The future of proton therapy
Technological innovation is producing ever-more precise devices. Since 2017, one of the treatment rooms has been equipped with pencil beam scanning (PBS), a beam delivery technique that improves the precision and distribution of the dose. This technique enables us to treat certain chest tumors after the team has assessed the benefit compared with classic radiotherapy. The institute takes part in national and international clinical trials for childhood and adult tumors at the base of the skull, soon to be extended to the esophagus and pancreas.
Other projects, conducted on the proton therapy site in collaboration with Institut Curie’s Research Center, are looking at new ways to distribute the beam, such as FLASH irradiation (dose delivered in a very short time, 10,000 times briefer than with classic radiotherapy) and MINIBEAMS (specific spatial distribution of the dose in the form of “peaks and valleys”). These techniques are highly promising in clinical settings for the near future. They have already shown a reduction in toxicity of healthy tissues, with effectiveness on tumors preserved in preclinical trials.
The future of proton therapy also involves artificial intelligence software and integrated imaging systems.
Research and clinical trials show that we are going to be treating more and more patients in the future.

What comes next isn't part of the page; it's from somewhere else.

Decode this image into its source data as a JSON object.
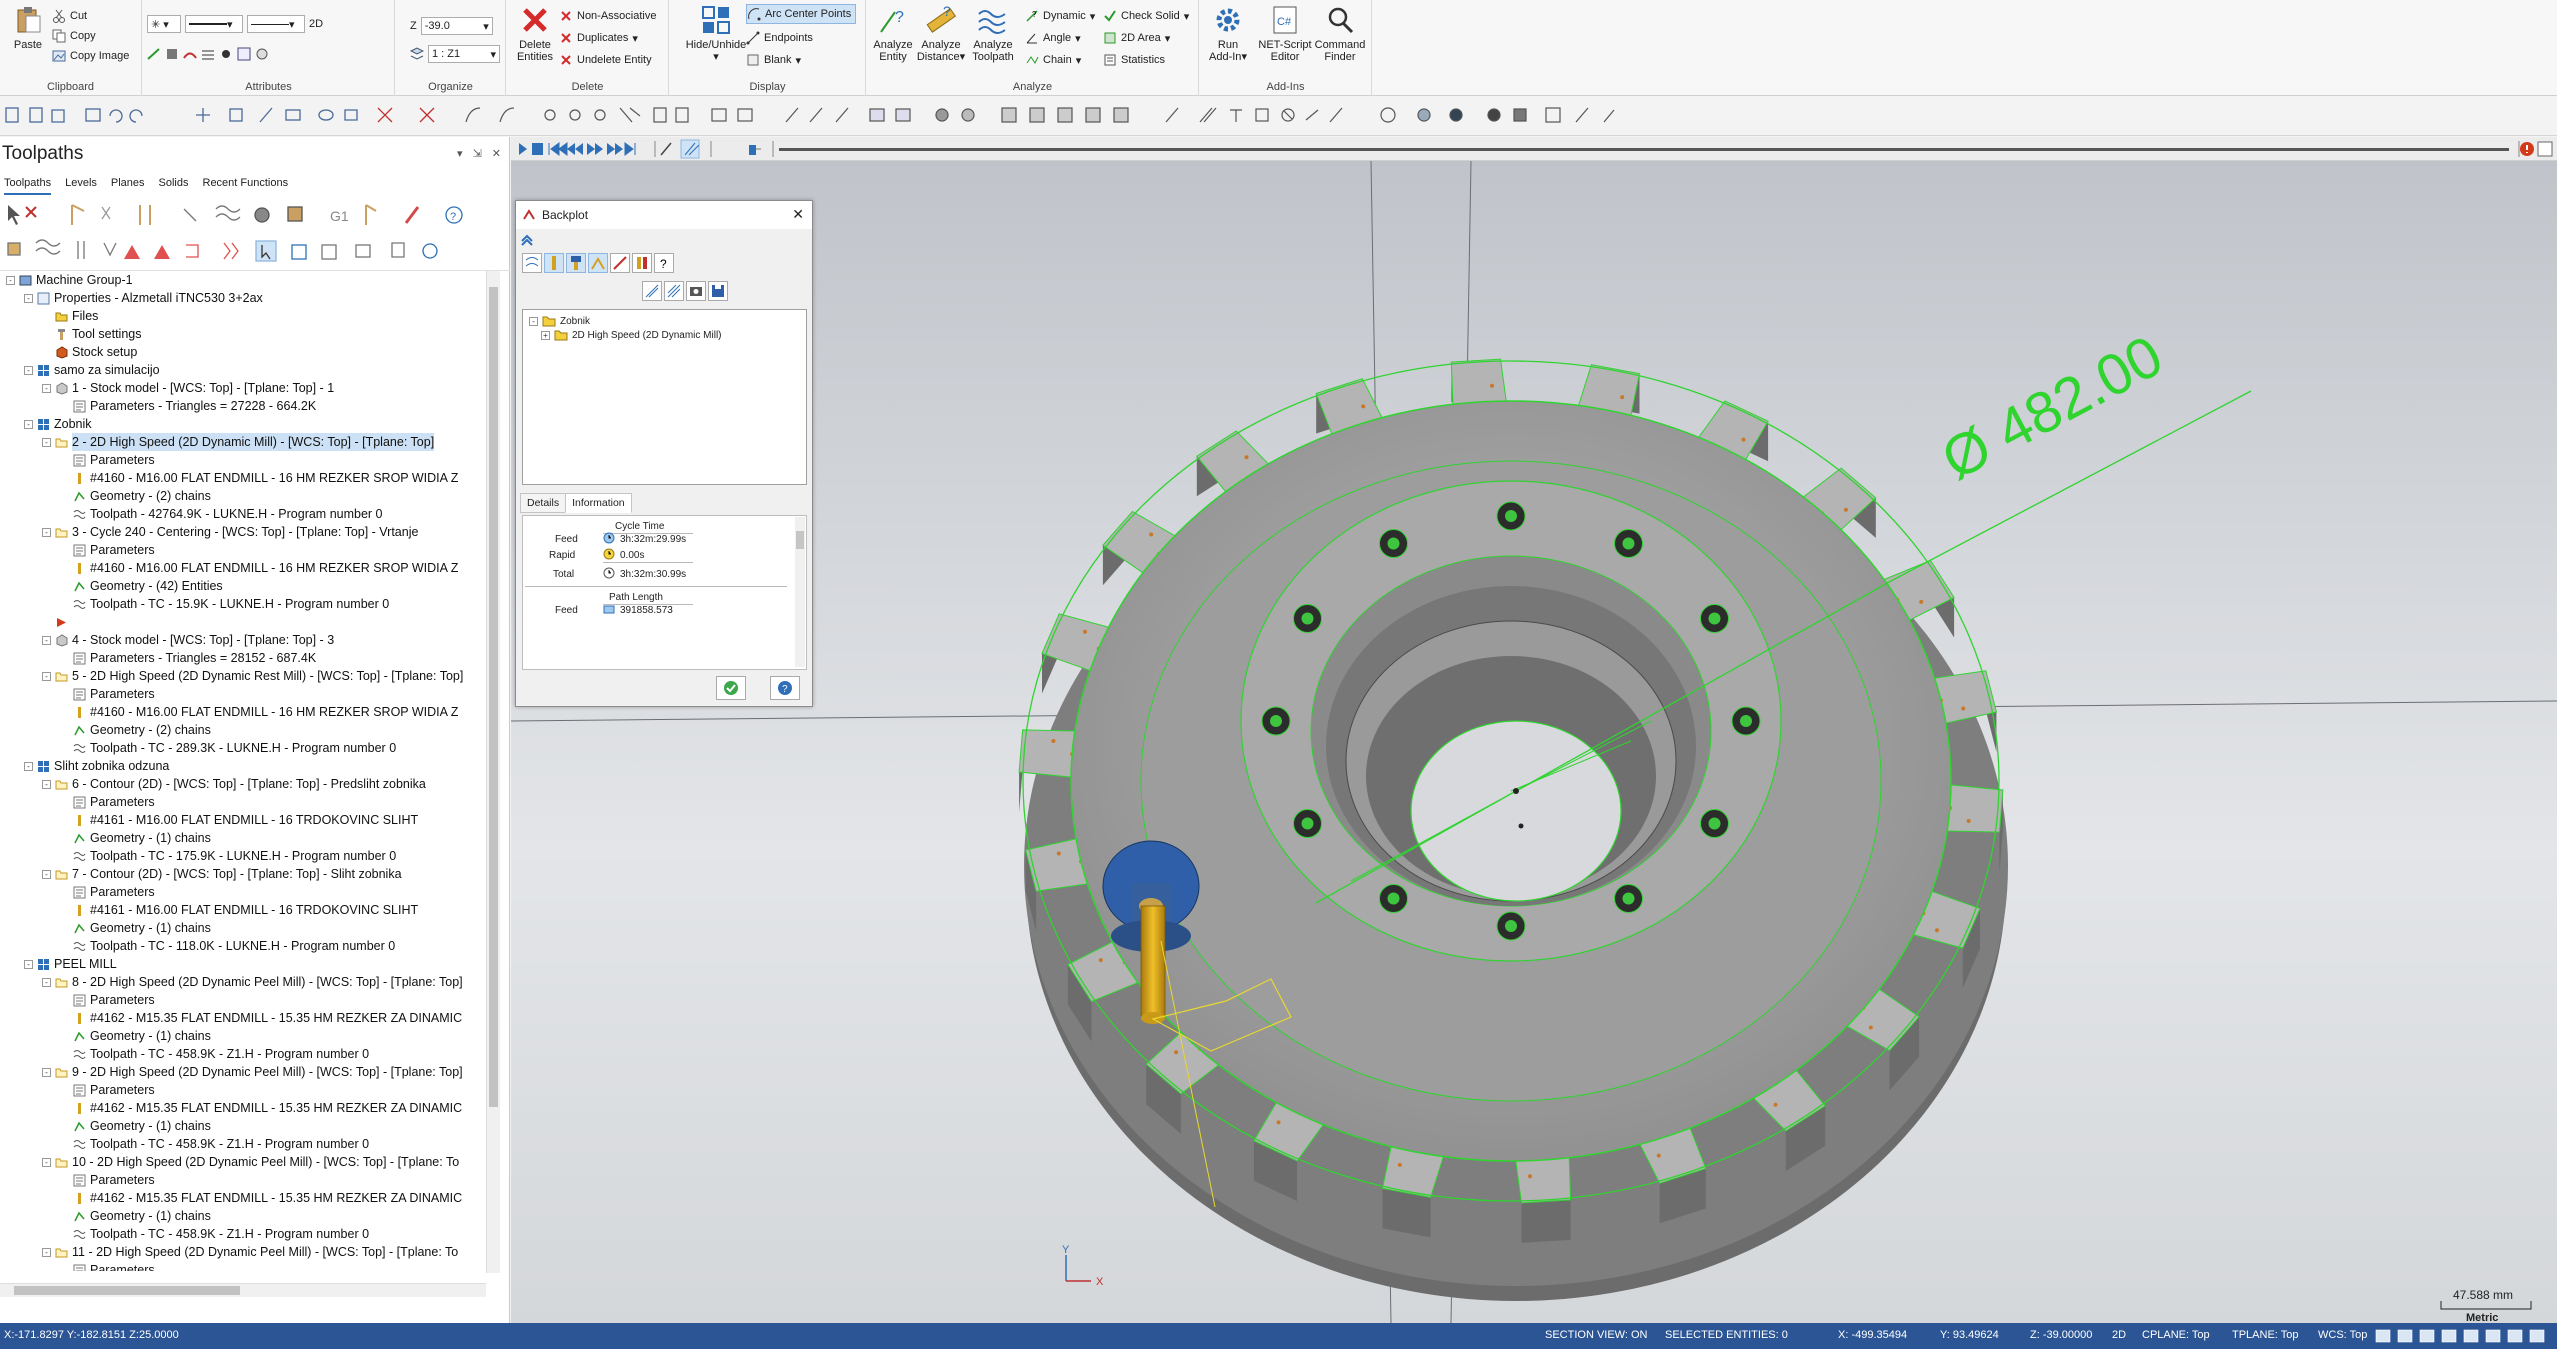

We need to anticipate investments and prepare ramp-up of the proton therapy center
concludes Rémi Dendale.
10,724 patients were treated from September 1991 to December 2020. These successive developments have made Institut Curie’s proton therapy center the third most important in the world, in terms of the number of patients treated since it opened.

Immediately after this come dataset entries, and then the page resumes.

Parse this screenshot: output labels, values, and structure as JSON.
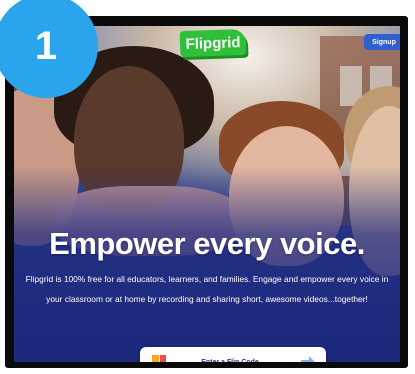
{
  "badge": {
    "number": "1"
  },
  "header": {
    "logo_text": "Flipgrid",
    "signup_label": "Signup"
  },
  "hero": {
    "headline": "Empower every voice.",
    "description": "Flipgrid is 100% free for all educators, learners, and families. Engage and empower every voice in your classroom or at home by recording and sharing short, awesome videos...together!"
  },
  "code_entry": {
    "label": "Enter a Flip Code",
    "icon": "grid-icon",
    "arrow_icon": "arrow-right-icon"
  },
  "colors": {
    "badge": "#2aa4ec",
    "logo": "#2fbf3a",
    "signup": "#2f5fd0",
    "hero_overlay": "#1c2a72"
  }
}
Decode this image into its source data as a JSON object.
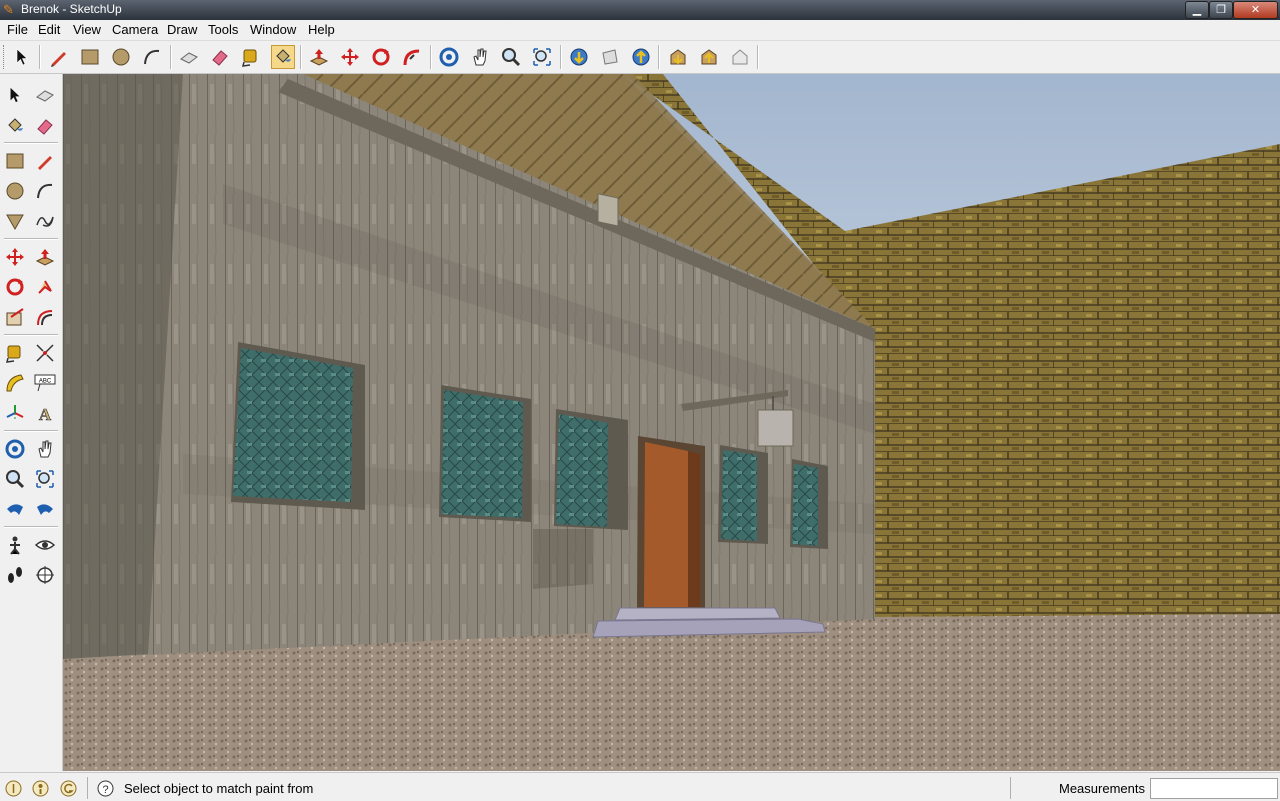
{
  "window": {
    "title": "Brenok - SketchUp",
    "controls": [
      "minimize-icon",
      "maximize-icon",
      "close-icon"
    ]
  },
  "menu": [
    "File",
    "Edit",
    "View",
    "Camera",
    "Draw",
    "Tools",
    "Window",
    "Help"
  ],
  "toolbar": {
    "tools": [
      "select",
      "pencil",
      "rectangle",
      "circle",
      "arc",
      "make-component",
      "eraser",
      "tape-measure",
      "paint-bucket",
      "push-pull",
      "move",
      "rotate",
      "follow-me",
      "orbit",
      "pan",
      "zoom",
      "zoom-extents",
      "get-models",
      "share-model",
      "share-component",
      "get-photo-texture",
      "place-model",
      "preview-google-earth"
    ],
    "active_tool": "paint-bucket"
  },
  "sidebar": {
    "tools": [
      "select",
      "make-component",
      "paint-bucket",
      "eraser",
      "rectangle",
      "line",
      "circle",
      "arc",
      "polygon",
      "freehand",
      "move",
      "push-pull",
      "rotate",
      "follow-me",
      "scale",
      "offset",
      "tape-measure",
      "dimension",
      "protractor",
      "text",
      "axes",
      "3d-text",
      "orbit",
      "pan",
      "zoom",
      "zoom-extents",
      "previous",
      "next",
      "position-camera",
      "look-around",
      "walk",
      "section-plane"
    ]
  },
  "status": {
    "message": "Select object to match paint from",
    "measurements_label": "Measurements",
    "measurements_value": "",
    "icons": [
      "geo-location-icon",
      "credits-icon",
      "user-icon",
      "help-icon"
    ]
  },
  "colors": {
    "sky": "#a9bcd6",
    "brick": "#8a7538",
    "wood": "#8c867a",
    "ground": "#9e8f80",
    "door": "#a55a2c",
    "window_glass": "#3f6e6a",
    "active_tool_bg": "#f5d88a"
  }
}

- Only 10 centers worldwide practice proton therapy in ophthalmology and Curie is the largest in terms of total number of patients.

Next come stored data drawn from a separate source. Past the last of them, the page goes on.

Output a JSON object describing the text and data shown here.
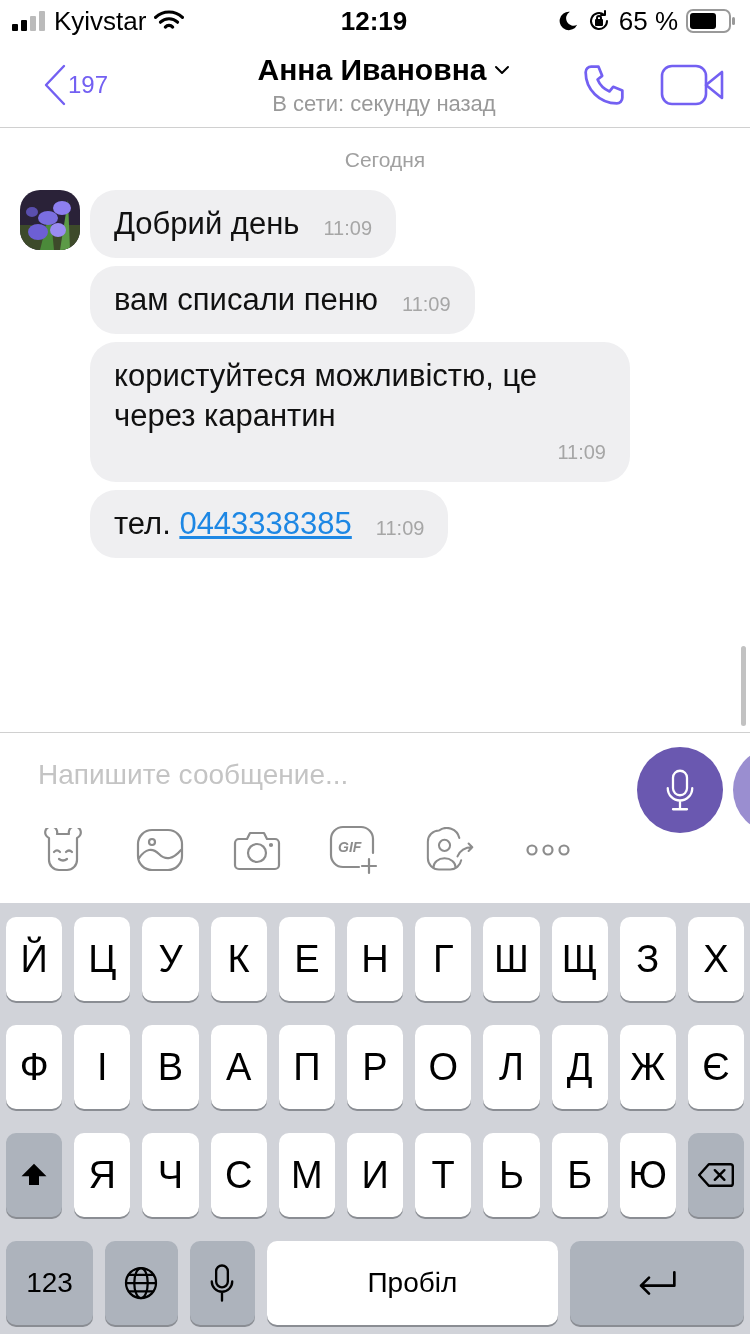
{
  "status_bar": {
    "carrier": "Kyivstar",
    "time": "12:19",
    "battery": "65 %"
  },
  "header": {
    "back_count": "197",
    "title": "Анна Ивановна",
    "subtitle": "В сети: секунду назад"
  },
  "chat": {
    "date": "Сегодня",
    "messages": [
      {
        "text": "Добрий день",
        "time": "11:09",
        "avatar": true
      },
      {
        "text": "вам списали пеню",
        "time": "11:09",
        "avatar": false
      },
      {
        "text": "користуйтеся можливістю, це через карантин",
        "time": "11:09",
        "avatar": false
      },
      {
        "text": "тел.",
        "link": "0443338385",
        "time": "11:09",
        "avatar": false
      }
    ]
  },
  "composer": {
    "placeholder": "Напишите сообщение...",
    "gif_label": "GIF"
  },
  "keyboard": {
    "letter_rows": [
      {
        "keys": [
          {
            "kind": "letter",
            "label": "Й"
          },
          {
            "kind": "letter",
            "label": "Ц"
          },
          {
            "kind": "letter",
            "label": "У"
          },
          {
            "kind": "letter",
            "label": "К"
          },
          {
            "kind": "letter",
            "label": "Е"
          },
          {
            "kind": "letter",
            "label": "Н"
          },
          {
            "kind": "letter",
            "label": "Г"
          },
          {
            "kind": "letter",
            "label": "Ш"
          },
          {
            "kind": "letter",
            "label": "Щ"
          },
          {
            "kind": "letter",
            "label": "З"
          },
          {
            "kind": "letter",
            "label": "Х"
          }
        ]
      },
      {
        "keys": [
          {
            "kind": "letter",
            "label": "Ф"
          },
          {
            "kind": "letter",
            "label": "І"
          },
          {
            "kind": "letter",
            "label": "В"
          },
          {
            "kind": "letter",
            "label": "А"
          },
          {
            "kind": "letter",
            "label": "П"
          },
          {
            "kind": "letter",
            "label": "Р"
          },
          {
            "kind": "letter",
            "label": "О"
          },
          {
            "kind": "letter",
            "label": "Л"
          },
          {
            "kind": "letter",
            "label": "Д"
          },
          {
            "kind": "letter",
            "label": "Ж"
          },
          {
            "kind": "letter",
            "label": "Є"
          }
        ]
      },
      {
        "keys": [
          {
            "kind": "shift"
          },
          {
            "kind": "letter",
            "label": "Я"
          },
          {
            "kind": "letter",
            "label": "Ч"
          },
          {
            "kind": "letter",
            "label": "С"
          },
          {
            "kind": "letter",
            "label": "М"
          },
          {
            "kind": "letter",
            "label": "И"
          },
          {
            "kind": "letter",
            "label": "Т"
          },
          {
            "kind": "letter",
            "label": "Ь"
          },
          {
            "kind": "letter",
            "label": "Б"
          },
          {
            "kind": "letter",
            "label": "Ю"
          },
          {
            "kind": "backspace"
          }
        ]
      }
    ],
    "bottom_row": {
      "keys": [
        {
          "kind": "numbers",
          "label": "123"
        },
        {
          "kind": "globe"
        },
        {
          "kind": "mic"
        },
        {
          "kind": "space",
          "label": "Пробіл"
        },
        {
          "kind": "return"
        }
      ]
    }
  }
}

- A total of 7,500 patients were treated from the beginning to December 2020
- An average of 360 patients a year (306 in 2020 but the pandemic changed some treatments)
- Examples of pathologies treated are intra-ocular tumors, uveal tumors, choroidal melanoma (represents 70% of patients), benign eye tumors, choroidal hemangioma and malignant conjunctive tumors.
- A total of 970 patients were treated from the beginning in December 2020
- An average of 100 patients a year, increasing (104 in 2020, 110 in November 2021)
- One quarter of these children are treated under general anesthesia, with a majority of children under the age of 5. The other young patients are awake.
- Examples of diseases treated include tumors of the head, ependymoma, craniopharyngioma, germ-cell tumors, medulloblastoma, sarcoma, chordoma of the base of the skull and the spinal column, Hodgkin’s lymphoma and ocular tumors
- In the case of craniospinal irradiation (innovative techniques that spares the tissues of the chest and abdomen), the procedure has existed since 2017 (4 patients treated). 21 patients were treated in 2021.
Chest tumor in adults
- Proton therapy is proposed for chest tumors where there is a risk of irradiating the heart or other vital internal organs (mediastinal tumors, Hodgkin’s lymphoma, thymomas, soft-tissue sarcoma) since 2018
- 8 patients treated in 2018, 9 in 2019, 16 in 2020
Examples of other indications in adults include tumors at the base of the skull, meningioma, craniopharyngioma, sarcoma of the head, spinal column and pelvis.